Nous ne sommes pas tous égaux face à ces biais. Les personnes anxieuses par exemple tolèrent mal l’incertitude. Donc elles surestiment souvent la valeur des informations.
Ces biais nous touchent tous, dans des proportions différentes. D’où les décalages entre nos attentes et les bénéfices que nous retirons réellement des informations.
Présenter l'information de manière à s'assurer qu'elle soit traitée
On peut retenir différentes choses de cet article. Premièrement : il faut faire attention à la manière dont on présente une information ! Les flyers sont un bon exemple : pour rendre une information attrayante, il faut donner l’impression aux lecteurs qu’elle aura un impact positif (« Ce programme minceur a été créé en collaboration avec le grand diététicien Jean-Yves Dubois ! »). Il est aussi intéressant de formuler l’information de manière à ce qu’on comprenne bien comment elle nous sera utile et nous rendra « heureux ». (« Il vous aidera à perdre du poids avec ses recettes simples et équilibrées »).
N’oublions pas que nous pouvons être sujets à de nombreux biais et que nous ne sommes pas égaux face à eux. Lorsqu’on présente une information, il faut qu’elle cible bien ses destinataires. Pour une présentation devant une équipe de collaborateurs assez anxieux vis-à-vis d’un projet, on sait qu’ils risquent de surestimer l’impact négatif des informations. Mieux vaut donc éviter d’être alarmiste concernant les potentiels problèmes rencontrés et dédramatiser la situation.
En bref, il faut garder à l’esprit que nous ne jugeons pas uniquement du caractère utile d’une information, mais aussi de son impact potentiel sur notre ressenti affectif. Si elle risque d’être négative, nous préférons parfois l’éviter (« Si je ne monte pas sur la balance je ne saurais jamais si j’ai pris du poids ! »).
Cela peut avoir un impact concret sur votre quotidien. Vous avez un collègue qui déteste les mauvaises surprises et a une peur maladive de l’échec ? Et vous venez d’apprendre qu’il y a eu un petit cafouillage dans le projet ? Dites-lui simplement que vous avez des informations inhabituelles mais encourageantes pour le futur.
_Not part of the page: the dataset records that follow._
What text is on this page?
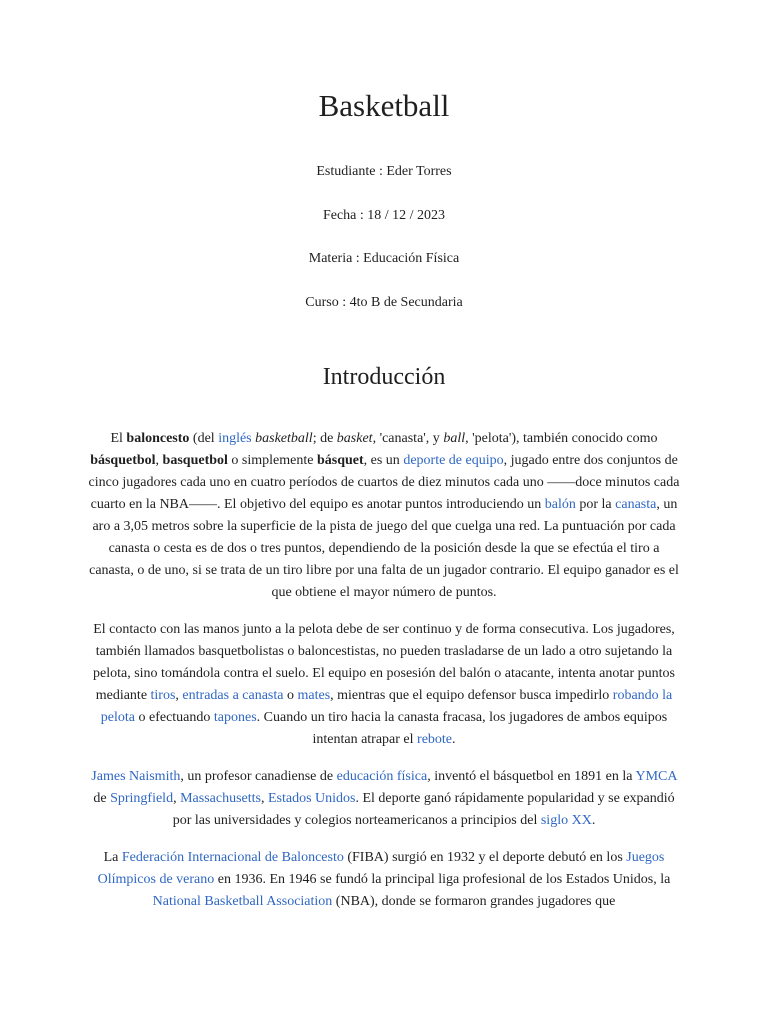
Basketball

Estudiante : Eder Torres

Fecha : 18 / 12 / 2023

Materia : Educación Física

Curso : 4to B de Secundaria

Introducción

El baloncesto (del inglés basketball; de basket, 'canasta', y ball, 'pelota'), también conocido como básquetbol, basquetbol o simplemente básquet, es un deporte de equipo, jugado entre dos conjuntos de cinco jugadores cada uno en cuatro períodos de cuartos de diez minutos cada uno ——doce minutos cada cuarto en la NBA——. El objetivo del equipo es anotar puntos introduciendo un balón por la canasta, un aro a 3,05 metros sobre la superficie de la pista de juego del que cuelga una red. La puntuación por cada canasta o cesta es de dos o tres puntos, dependiendo de la posición desde la que se efectúa el tiro a canasta, o de uno, si se trata de un tiro libre por una falta de un jugador contrario. El equipo ganador es el que obtiene el mayor número de puntos.

El contacto con las manos junto a la pelota debe de ser continuo y de forma consecutiva. Los jugadores, también llamados basquetbolistas o baloncestistas, no pueden trasladarse de un lado a otro sujetando la pelota, sino tomándola contra el suelo. El equipo en posesión del balón o atacante, intenta anotar puntos mediante tiros, entradas a canasta o mates, mientras que el equipo defensor busca impedirlo robando la pelota o efectuando tapones. Cuando un tiro hacia la canasta fracasa, los jugadores de ambos equipos intentan atrapar el rebote.

James Naismith, un profesor canadiense de educación física, inventó el básquetbol en 1891 en la YMCA de Springfield, Massachusetts, Estados Unidos. El deporte ganó rápidamente popularidad y se expandió por las universidades y colegios norteamericanos a principios del siglo XX.

La Federación Internacional de Baloncesto (FIBA) surgió en 1932 y el deporte debutó en los Juegos Olímpicos de verano en 1936. En 1946 se fundó la principal liga profesional de los Estados Unidos, la National Basketball Association (NBA), donde se formaron grandes jugadores que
Vous avez aussi une collègue trop optimiste qui veut se renseigner sur le marché et pense pouvoir écraser tous les concurrents ? N’hésitez pas à lui faire comprendre qu’ils sont plutôt en forme en ce moment et qu’elle va probablement tomber sur des informations préoccupantes. Mais sans la brusquer : on ne voudrait pas qu’elle évite de chercher par peur d’affects négatifs.
Plus globalement, nous gagnerions tous à prendre en compte ces tendances naturelles et ces biais lorsque nous devons transmettre des messages importants. Une meilleure présentation des informations garantit un meilleur traitement de celles-ci, et donc in fine une ambiance générale apaisée.
Tout est une question d’équilibre et de prise en compte de l’impact émotionnel des informations.
L'article complet de Sharot et Sunstein est consultable sur le site de Nature Human Behaviour.